Description
The dataset consists of 12 documents taken from EUR-Lex, a multilingual corpus of court decisions and legal dispositions in the 24 official languages of the European Union.
This model extracts ADDRESS, AMOUNT, DATE, ORGANISATION, and PERSON entities from Italian documents.
Predicted Entities
ADDRESS, AMOUNT, DATE, ORGANISATION, PERSON
How to use
document_assembler = nlp.DocumentAssembler()\
.setInputCol("text")\
.setOutputCol("document")
sentence_detector = nlp.SentenceDetectorDLModel.pretrained("sentence_detector_dl", "xx")\
.setInputCols(["document"])\
.setOutputCol("sentence")
tokenizer = nlp.Tokenizer()\
.setInputCols(["sentence"])\
.setOutputCol("token")
embeddings = nlp.BertEmbeddings.pretrained("bert_embeddings_base_it_cased", "it")\
.setInputCols(["sentence", "token"])\
.setOutputCol("embeddings")\
.setMaxSentenceLength(512)\
.setCaseSensitive(True)
ner_model = legal.NerModel.pretrained("legner_mapa", "it", "legal/models")\
.setInputCols(["sentence", "token", "embeddings"])\
.setOutputCol("ner")
ner_converter = nlp.NerConverter()\
.setInputCols(["sentence", "token", "ner"])\
.setOutputCol("ner_chunk")
nlpPipeline = nlp.Pipeline(stages=[
document_assembler,
sentence_detector,
tokenizer,
embeddings,
ner_model,
ner_converter])
empty_data = spark.createDataFrame([[""]]).toDF("text")
model = nlpPipeline.fit(empty_data)
text = ["""In pendenza del giudizio relativo alla responsabilità genitoriale instaurato in Italia, la sig.ra Grigorescu, il 30 settembre 2009, ha adito la Judecătoria București ( Tribunale di primo grado di Bucarest ) chiedendo il divorzio, l’affidamento esclusivo del figlio e un contributo al mantenimento del figlio a carico del padre a titolo di mantenimento della prole."""]

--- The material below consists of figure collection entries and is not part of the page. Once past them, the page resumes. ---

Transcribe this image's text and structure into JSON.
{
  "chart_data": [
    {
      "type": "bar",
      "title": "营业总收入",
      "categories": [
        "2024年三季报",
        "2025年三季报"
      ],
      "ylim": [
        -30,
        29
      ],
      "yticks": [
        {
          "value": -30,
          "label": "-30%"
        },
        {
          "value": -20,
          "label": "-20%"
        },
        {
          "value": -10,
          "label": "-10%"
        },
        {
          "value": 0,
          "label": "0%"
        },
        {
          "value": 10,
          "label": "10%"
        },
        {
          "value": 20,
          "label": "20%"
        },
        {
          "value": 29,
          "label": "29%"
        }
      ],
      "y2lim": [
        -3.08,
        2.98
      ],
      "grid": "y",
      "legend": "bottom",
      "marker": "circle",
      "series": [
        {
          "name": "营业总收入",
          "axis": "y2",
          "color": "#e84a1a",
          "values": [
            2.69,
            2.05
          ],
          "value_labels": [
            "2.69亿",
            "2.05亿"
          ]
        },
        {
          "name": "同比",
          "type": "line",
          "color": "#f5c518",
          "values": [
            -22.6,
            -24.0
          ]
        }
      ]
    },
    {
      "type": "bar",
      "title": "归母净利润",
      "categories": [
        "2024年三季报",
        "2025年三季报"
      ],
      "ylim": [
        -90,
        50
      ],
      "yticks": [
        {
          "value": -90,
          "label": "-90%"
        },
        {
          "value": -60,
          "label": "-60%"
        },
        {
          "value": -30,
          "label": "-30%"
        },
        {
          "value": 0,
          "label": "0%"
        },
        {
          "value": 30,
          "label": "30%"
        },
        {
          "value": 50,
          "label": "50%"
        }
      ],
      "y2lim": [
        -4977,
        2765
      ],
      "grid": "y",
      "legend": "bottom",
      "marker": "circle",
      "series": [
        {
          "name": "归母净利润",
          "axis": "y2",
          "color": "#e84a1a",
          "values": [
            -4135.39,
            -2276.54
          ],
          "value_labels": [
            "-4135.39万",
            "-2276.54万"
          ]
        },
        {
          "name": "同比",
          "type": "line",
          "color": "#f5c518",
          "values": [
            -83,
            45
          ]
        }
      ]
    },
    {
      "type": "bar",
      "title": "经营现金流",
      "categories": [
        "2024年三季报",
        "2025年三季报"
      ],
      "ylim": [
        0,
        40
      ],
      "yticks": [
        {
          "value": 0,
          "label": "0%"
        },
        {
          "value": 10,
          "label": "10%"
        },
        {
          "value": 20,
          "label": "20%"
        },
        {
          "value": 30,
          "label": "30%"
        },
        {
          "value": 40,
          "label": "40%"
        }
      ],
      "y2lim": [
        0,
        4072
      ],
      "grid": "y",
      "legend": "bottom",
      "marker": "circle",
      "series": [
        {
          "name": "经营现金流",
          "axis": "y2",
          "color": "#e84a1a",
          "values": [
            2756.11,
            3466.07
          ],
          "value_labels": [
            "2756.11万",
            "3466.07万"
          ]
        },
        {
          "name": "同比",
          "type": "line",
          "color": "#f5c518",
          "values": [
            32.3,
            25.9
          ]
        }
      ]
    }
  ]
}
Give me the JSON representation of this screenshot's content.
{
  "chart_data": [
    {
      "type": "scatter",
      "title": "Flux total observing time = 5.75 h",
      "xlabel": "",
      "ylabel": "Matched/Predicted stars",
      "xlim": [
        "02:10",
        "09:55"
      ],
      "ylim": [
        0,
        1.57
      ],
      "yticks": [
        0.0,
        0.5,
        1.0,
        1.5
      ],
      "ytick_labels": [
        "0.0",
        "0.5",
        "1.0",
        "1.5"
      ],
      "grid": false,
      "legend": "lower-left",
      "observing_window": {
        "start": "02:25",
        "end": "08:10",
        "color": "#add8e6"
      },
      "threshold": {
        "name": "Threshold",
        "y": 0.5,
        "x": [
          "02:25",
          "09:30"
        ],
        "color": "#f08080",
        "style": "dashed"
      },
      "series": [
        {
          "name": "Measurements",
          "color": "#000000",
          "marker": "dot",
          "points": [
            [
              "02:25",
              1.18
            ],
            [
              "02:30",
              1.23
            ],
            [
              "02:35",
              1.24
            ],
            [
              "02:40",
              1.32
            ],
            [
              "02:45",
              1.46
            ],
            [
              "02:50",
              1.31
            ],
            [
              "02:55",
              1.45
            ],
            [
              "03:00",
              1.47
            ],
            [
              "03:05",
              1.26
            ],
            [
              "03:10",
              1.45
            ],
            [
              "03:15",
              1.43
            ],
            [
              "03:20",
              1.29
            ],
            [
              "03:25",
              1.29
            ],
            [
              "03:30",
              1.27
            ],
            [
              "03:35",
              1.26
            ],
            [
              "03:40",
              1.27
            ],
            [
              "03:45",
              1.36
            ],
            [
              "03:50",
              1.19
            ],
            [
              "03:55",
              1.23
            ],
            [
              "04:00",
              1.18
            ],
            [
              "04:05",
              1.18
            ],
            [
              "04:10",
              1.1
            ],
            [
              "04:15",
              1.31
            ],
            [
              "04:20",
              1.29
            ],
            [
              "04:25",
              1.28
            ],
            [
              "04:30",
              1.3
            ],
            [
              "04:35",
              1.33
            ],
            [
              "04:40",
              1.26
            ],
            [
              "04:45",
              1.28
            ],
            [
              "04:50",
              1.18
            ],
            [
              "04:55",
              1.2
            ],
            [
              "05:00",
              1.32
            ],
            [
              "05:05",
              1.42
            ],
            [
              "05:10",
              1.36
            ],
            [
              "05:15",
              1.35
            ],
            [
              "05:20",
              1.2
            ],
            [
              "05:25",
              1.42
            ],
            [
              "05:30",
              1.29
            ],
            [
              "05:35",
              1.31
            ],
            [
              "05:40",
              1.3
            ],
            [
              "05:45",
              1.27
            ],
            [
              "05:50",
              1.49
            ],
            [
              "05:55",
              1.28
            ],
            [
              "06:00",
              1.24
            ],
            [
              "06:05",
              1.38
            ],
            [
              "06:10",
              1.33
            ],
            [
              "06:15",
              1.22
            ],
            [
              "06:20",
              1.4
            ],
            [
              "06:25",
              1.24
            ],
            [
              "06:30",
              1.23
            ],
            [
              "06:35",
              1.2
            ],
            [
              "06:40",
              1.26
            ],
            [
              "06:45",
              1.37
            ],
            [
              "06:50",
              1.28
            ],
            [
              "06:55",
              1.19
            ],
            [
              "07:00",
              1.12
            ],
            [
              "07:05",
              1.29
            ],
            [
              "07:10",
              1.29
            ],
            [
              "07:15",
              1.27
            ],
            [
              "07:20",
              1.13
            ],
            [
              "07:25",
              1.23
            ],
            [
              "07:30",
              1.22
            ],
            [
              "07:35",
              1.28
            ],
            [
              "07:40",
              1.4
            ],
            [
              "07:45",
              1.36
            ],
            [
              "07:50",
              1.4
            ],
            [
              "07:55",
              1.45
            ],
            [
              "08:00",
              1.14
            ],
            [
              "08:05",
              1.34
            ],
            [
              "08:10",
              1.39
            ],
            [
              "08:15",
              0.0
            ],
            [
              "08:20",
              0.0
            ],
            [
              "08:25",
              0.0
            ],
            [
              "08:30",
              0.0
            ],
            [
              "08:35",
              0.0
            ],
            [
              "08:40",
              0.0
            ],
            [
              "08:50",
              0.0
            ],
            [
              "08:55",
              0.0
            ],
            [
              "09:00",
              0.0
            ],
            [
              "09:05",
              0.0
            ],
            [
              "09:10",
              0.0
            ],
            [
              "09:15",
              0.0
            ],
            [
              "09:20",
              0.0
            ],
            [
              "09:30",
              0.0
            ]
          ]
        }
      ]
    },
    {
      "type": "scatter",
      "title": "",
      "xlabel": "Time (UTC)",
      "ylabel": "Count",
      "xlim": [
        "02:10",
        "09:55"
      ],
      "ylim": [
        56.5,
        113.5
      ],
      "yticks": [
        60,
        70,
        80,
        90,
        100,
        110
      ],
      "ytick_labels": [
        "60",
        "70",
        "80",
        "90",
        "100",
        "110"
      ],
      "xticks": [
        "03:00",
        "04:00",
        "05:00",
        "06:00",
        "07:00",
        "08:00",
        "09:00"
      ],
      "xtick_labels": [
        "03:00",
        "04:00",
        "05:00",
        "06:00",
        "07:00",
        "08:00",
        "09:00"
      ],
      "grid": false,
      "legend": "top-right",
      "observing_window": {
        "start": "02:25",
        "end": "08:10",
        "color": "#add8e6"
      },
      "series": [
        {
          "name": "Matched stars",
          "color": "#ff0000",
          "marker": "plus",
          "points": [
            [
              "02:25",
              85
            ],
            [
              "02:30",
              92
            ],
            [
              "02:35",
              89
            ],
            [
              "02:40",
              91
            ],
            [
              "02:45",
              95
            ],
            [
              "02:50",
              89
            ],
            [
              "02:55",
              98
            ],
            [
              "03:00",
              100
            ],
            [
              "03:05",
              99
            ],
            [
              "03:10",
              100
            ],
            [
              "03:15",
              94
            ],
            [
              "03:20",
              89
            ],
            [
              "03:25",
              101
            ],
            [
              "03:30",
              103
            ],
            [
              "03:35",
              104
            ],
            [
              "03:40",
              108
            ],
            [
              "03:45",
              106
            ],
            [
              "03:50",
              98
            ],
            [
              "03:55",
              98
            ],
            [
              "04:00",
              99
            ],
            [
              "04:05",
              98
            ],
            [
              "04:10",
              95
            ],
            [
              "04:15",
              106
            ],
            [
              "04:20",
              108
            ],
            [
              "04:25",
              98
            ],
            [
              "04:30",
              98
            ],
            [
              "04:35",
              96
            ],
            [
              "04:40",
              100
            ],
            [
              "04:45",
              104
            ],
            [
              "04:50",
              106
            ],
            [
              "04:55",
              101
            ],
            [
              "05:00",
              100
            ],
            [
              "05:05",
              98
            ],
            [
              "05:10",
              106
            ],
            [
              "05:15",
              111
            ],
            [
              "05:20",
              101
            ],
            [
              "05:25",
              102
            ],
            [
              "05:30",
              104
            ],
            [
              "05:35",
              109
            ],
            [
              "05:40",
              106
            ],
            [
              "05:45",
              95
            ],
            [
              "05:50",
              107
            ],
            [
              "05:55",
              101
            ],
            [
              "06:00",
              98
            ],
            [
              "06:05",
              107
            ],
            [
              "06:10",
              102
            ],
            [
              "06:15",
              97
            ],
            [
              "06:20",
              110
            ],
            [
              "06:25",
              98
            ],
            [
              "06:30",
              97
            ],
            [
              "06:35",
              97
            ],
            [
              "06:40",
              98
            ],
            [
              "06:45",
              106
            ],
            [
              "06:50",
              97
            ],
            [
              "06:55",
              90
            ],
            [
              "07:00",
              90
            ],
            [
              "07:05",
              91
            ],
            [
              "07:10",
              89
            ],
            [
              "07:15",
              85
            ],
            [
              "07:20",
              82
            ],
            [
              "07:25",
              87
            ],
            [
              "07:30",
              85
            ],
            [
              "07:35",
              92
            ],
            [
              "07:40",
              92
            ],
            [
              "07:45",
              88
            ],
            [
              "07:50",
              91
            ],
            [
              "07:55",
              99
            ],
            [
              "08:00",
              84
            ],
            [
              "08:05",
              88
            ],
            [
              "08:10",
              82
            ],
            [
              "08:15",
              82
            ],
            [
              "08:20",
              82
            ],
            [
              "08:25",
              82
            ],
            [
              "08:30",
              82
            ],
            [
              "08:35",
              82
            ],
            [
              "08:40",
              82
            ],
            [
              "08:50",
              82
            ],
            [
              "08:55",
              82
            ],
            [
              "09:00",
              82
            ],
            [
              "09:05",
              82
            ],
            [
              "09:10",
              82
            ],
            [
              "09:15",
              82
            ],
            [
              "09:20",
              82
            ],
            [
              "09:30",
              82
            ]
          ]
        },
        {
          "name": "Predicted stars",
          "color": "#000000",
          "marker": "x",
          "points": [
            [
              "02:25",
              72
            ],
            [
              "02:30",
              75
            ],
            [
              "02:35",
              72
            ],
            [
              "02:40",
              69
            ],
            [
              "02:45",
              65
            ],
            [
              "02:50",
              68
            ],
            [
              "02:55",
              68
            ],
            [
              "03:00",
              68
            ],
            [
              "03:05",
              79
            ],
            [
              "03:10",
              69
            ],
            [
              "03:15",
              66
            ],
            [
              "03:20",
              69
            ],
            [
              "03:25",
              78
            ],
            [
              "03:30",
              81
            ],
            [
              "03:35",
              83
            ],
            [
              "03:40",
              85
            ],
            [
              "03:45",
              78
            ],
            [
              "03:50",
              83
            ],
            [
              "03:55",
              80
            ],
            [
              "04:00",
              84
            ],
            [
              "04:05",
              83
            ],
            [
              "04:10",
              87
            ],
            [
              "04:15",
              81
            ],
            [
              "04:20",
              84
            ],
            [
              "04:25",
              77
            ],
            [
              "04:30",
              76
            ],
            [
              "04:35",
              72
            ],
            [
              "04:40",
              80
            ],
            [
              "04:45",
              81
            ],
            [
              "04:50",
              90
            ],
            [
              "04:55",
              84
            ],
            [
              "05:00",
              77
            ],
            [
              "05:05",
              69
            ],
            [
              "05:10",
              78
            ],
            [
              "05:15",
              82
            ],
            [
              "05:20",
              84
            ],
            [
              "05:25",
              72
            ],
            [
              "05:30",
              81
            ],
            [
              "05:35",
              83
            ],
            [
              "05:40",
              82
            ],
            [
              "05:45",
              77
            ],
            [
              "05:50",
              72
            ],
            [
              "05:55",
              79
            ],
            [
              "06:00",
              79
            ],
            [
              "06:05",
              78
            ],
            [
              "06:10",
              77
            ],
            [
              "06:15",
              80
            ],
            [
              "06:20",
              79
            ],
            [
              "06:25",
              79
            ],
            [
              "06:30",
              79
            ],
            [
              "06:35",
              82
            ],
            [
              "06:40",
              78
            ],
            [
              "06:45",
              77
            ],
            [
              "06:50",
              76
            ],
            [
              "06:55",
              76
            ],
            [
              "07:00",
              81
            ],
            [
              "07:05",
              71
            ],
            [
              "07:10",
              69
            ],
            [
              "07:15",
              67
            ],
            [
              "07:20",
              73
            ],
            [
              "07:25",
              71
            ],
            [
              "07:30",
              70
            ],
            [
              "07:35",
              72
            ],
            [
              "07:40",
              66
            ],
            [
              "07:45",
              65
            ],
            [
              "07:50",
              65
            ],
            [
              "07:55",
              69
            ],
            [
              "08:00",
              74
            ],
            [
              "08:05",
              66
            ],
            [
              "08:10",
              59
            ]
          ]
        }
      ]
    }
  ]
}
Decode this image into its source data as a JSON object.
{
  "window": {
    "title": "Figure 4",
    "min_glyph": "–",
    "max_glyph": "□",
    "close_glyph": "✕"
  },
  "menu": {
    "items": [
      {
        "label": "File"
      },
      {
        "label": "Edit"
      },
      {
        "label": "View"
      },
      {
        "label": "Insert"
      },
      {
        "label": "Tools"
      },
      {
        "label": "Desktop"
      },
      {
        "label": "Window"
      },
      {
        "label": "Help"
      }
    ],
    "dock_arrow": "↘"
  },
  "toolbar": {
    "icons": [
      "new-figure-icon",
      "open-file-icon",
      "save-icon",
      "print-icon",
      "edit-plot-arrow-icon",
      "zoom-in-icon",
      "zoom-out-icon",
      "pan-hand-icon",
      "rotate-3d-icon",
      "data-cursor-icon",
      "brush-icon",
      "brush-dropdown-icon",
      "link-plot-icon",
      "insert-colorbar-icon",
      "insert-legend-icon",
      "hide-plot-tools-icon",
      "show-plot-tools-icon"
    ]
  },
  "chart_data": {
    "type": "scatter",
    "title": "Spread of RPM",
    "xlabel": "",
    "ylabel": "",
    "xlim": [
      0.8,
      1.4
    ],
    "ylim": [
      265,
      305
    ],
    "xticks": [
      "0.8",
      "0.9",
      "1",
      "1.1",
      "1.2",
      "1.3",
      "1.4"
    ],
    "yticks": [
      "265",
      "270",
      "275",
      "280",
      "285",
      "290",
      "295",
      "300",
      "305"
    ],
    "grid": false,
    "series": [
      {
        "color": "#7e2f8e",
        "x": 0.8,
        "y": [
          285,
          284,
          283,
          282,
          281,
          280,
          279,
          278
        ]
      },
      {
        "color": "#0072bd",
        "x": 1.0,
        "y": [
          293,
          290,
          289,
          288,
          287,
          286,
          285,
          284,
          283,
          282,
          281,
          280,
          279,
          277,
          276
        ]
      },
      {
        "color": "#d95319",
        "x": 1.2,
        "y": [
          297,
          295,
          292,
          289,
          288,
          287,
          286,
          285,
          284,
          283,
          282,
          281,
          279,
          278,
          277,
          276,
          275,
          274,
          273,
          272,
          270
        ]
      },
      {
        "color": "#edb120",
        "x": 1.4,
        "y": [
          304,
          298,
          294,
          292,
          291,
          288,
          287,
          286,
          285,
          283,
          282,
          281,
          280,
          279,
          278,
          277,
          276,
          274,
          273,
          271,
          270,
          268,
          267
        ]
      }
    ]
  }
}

result = model.transform(spark.createDataFrame([text]).toDF("text"))
Results
+-----------------+---------+
|chunk |ner_label|
+-----------------+---------+
|Italia |ADDRESS |
|sig.ra Grigorescu|PERSON |
|30 settembre 2009|DATE |
|Bucarest |ADDRESS |
+-----------------+---------+
Model Information
| Model Name: | legner_mapa |
| Compatibility: | Legal NLP 1.0.0+ |
| License: | Licensed |
| Edition: | Official |
| Input Labels: | [sentence, token, embeddings] |
| Output Labels: | [ner] |
| Language: | it |
| Size: | 1.4 MB |
References
The dataset is available here.
Benchmarking
label precision recall f1-score support
ADDRESS 1.00 1.00 1.00 14
AMOUNT 1.00 1.00 1.00 3
DATE 1.00 1.00 1.00 45
ORGANISATION 0.89 0.89 0.89 9
PERSON 0.92 1.00 0.96 12
macro-avg 0.98 0.99 0.98 83
macro-avg 0.96 0.98 0.97 83
weighted-avg 0.98 0.99 0.98 83